Another week has gone by. Perhaps more. Really, you lose track of time around here, mostly because you are either really busy or incredibly bored. I spend a great deal of time somewhere in between, most often both. Bored while busy. Honestly, an adventure in and of itself.
Several days ago I continued my quest to modernize the children of Afghanistan. I now have an entire community of villages near the city which has learned not only devil horns (with the accompanying cry of rock and roll), but also high fives, both courtesy of myself and a military policeman both with once again no mission, as well as pounds from another girl who was with us. The entire school was surrounding us yelling “Rock and Roll! High Five! Rock and Roll! High Five!” and then performing some sort of odd hand gesture that we deemed a mixture of the three motions and called it a day. Since we left the compound with no mission, we deemed this event mission success, since it annoyed everyone else on the mission with us…
Tragically, however, I had to say good-bye to another very good friend a few days ago. He was going on leave, gallavanting off to Germany or some such to go to a music festival and beaches and hotels and some other super fun and exciting adventures. Meanwhile, Nazi gold is out there for the hunting and I remain in Afghanistan… I have concluded that there is no Nazi gold here, primarily because there really isn’t much of anything here outside of the dust and the pistachios, which admittedly keeps the donkeys content, but leaves a bit to be desired on my end. Point being and ignoring the rambling tangent, I will be out of the country by the time he returns, with a small bit of luck, and so I will have to wait a few months until he returns home, at which point it will be incredibly awkward because it has been months of sporadic e-mails since the last time we saw each other face to face, and really we only knew each other a few months prior.
That is probably the most interesting thing about the Army. People talk all they want about Army Buddies and all, but in all honesty, most of the people you meet you will never see again, might talk to for a few months or years but eventually you lose track of each other and that is the end of that. True enough, there are quite a few people that I am happier than a clam (and how happy are clams, when you get right down to it?) to never hear from again, but there are some I do wish I could mosey off and see for a weekend once in awhile.
Digression is the key to success, and I do it well, so I hope the fortune starts rolling in soon. All tickets to Nazi gold should be sent in direct e-mails, and sunken pirate treasure treated in the same manner.

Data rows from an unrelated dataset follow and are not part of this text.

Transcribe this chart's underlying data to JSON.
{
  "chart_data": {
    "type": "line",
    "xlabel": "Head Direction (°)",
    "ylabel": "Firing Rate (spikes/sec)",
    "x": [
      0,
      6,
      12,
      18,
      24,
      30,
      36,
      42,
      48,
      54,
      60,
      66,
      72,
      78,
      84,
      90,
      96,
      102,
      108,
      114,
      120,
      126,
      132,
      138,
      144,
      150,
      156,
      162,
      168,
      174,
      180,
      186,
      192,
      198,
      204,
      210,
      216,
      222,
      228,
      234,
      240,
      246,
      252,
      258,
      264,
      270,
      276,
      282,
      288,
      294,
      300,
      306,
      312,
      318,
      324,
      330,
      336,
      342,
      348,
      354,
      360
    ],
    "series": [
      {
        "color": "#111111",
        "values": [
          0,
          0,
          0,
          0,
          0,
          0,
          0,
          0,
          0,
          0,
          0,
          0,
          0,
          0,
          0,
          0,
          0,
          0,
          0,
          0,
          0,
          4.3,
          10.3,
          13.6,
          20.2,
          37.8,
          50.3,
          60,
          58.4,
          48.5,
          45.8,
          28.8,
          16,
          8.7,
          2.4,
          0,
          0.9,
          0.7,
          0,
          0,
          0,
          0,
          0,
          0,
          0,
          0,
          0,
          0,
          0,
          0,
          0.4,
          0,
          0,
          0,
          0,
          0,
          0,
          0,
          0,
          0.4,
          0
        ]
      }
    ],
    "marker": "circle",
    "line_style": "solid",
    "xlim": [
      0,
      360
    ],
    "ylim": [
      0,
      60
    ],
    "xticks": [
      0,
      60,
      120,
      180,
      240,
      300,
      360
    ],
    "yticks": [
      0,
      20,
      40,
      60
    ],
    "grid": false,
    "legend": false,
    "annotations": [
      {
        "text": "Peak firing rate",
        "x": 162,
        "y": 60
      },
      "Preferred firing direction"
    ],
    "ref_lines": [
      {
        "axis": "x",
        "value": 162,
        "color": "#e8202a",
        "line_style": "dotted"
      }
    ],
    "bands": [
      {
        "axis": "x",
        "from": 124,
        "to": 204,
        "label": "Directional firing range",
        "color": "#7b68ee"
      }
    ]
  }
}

Speaking of pirates, I have picked up a noticable limp after our most recent Army Physical Fitness Test. A common reaction, thanks to Army medicine, but regardless of such not a grand situation. My chain of command will deal with it as they do best, I am sure. I love having a chain of command. I like to call it my chain of shirking responsibility for anything that happens to me and anything I accomplish or fail to accomplish. A long name, to be sure, but really much more accurate when you get right down to it.
In other news, our replacements are in country, on ground, I think right now sleeping in a room somewhere on this compound. Wonderous event. That means we should be moving sometime in the next few weeks, and then shortly after heading back to a land where flush toilets are not such a novelty and there is a socket for every light bulb. The small joys in life will become common again very soon… back to my mission of teaching my cats chess, or at least checkers, and other important tasks that need attending to back in civilization. The advancement of the Afghan people in terms of learning high fives and rock and roll will have to be continued by another, but I have corrupted enough Americans that I am sure the task has fallen to good hands.